The one look I will stick with is this one, since well, it is so me. So much so it’s frightening.

 

Since that’s settled, let’s see what other shenanigans I can get myself into.

I spent about 10 hours in the ER yesterday, dealing with unbelievable gut pains. Horrible. I had blood  & fluid tests and CAT scans up the ying-yang. Even telling my tale of woe to countless nurses and a few docs proved that the human body is one big clusterfuck. A mystery, actually. I am convinced after spending time in one of the few Level 1 trauma ERs in Chicago that if something was really wrong with me, my body would tell me somehow and I’d just naturally listen. How do I know this? It’s tough to explain — you’d have to know my body as well as I do, which ain’t gonna happen unless you buy me dinner, lots of flowers and even more drinks. Top-shelf too, I don’t drink swill.

Back to the Camp ER, all is well–I think. Will know more later.

During my time on an ER bed, under blankets and in fab hospital haute couture, I had time to peruse the web for stories. I even deemed a few worthy of y’all’s attention.

The Dude’s Abode has sold.

 

According to LA.curbed.com, the Venice bungalow court used for the exteriors (interiors were shot on a soundstage) of the Dude’s house in “The Big Lebowski”, has sold for $1.59 million, down from the asking price of $2.25 million. Six one-bedroom bungalows make up the court, and each one has garage parking and hopefully enough rugs to really tie the rooms together. Here’s to hoping the new owners pay homage to the Dude in some manner–maybe with a White Russian Fountain in the courtyard or daily swirlies and rug-pissing sessions.

Farts.

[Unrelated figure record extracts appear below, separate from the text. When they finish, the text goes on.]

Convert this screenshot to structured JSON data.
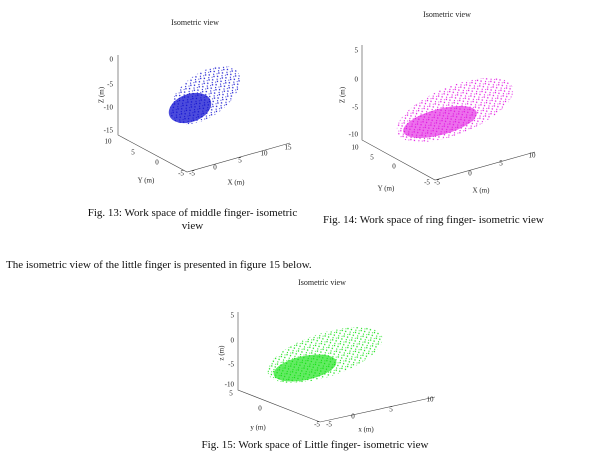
{
  "figures": [
    {
      "title": "Isometric view",
      "z_label": "Z (m)",
      "y_label": "Y (m)",
      "x_label": "X (m)",
      "z_ticks": [
        "0",
        "-5",
        "-10",
        "-15"
      ],
      "y_ticks": [
        "10",
        "5",
        "0",
        "-5"
      ],
      "x_ticks": [
        "-5",
        "0",
        "5",
        "10",
        "15"
      ],
      "caption": "Fig. 13: Work space of middle finger- isometric view"
    },
    {
      "title": "Isometric view",
      "z_label": "Z (m)",
      "y_label": "Y (m)",
      "x_label": "X (m)",
      "z_ticks": [
        "5",
        "0",
        "-5",
        "-10"
      ],
      "y_ticks": [
        "10",
        "5",
        "0",
        "-5"
      ],
      "x_ticks": [
        "-5",
        "0",
        "5",
        "10"
      ],
      "caption": "Fig. 14: Work space of ring finger- isometric view"
    },
    {
      "title": "Isometric view",
      "z_label": "z (m)",
      "y_label": "y (m)",
      "x_label": "x (m)",
      "z_ticks": [
        "5",
        "0",
        "-5",
        "-10"
      ],
      "y_ticks": [
        "5",
        "0",
        "-5"
      ],
      "x_ticks": [
        "-5",
        "0",
        "5",
        "10"
      ],
      "caption": "Fig. 15: Work space of Little finger- isometric view"
    }
  ],
  "paragraph": "The isometric view of the little finger is presented in figure 15 below."
}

Where would the world be without ’em? Think about it. We’d all be a little more uptight and bloated if farting was not an option. This is why this particular toy is the shit.

(courtesy evansville.com)

When the South Koreans aren’t perfecting the ultimate fart-inducing food–Kimchee–or keeping those pesky North Koreans out of their country, they’re coming up with cute, yet educational dolls for kids.

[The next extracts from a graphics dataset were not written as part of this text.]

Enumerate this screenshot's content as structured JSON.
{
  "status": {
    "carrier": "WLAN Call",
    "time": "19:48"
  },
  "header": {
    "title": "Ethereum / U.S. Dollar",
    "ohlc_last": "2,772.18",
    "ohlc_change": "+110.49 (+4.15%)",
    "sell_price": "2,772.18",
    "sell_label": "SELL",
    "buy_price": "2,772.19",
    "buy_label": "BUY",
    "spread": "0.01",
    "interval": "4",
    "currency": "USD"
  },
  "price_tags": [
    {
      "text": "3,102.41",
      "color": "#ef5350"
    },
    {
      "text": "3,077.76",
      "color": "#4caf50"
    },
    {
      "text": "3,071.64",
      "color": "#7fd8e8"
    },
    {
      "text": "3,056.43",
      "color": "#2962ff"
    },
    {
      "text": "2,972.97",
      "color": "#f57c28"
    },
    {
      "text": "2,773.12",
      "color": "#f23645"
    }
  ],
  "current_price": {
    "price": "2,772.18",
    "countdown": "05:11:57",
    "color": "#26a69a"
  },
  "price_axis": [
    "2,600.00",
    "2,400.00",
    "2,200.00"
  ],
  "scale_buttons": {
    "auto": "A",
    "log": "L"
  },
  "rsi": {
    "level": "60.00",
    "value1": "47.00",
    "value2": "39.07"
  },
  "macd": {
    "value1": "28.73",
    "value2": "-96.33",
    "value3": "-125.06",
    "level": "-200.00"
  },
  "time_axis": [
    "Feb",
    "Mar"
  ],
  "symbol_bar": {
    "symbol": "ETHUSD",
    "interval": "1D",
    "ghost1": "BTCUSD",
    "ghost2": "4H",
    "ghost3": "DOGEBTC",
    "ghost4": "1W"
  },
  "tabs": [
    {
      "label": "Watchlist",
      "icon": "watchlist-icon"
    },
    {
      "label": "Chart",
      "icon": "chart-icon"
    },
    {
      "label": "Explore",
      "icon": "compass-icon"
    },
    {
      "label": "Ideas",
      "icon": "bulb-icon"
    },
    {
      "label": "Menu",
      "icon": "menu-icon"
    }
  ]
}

My explanation won’t do it justice, so just read about it here.

While we’re on the subject of toys, here’s one for girls that bellows “you have no future so give up now!”

 

Think it’s a mistake that the little girl featured on the box is Hispanic-looking? Naah. I’m sure the toy above is satire, but I wouldn’t be surprised if it, um, isn’t.

Finally, any normal person is ‘interested in voyeurism’, but we don’t need to act on it — especially in such a public manner.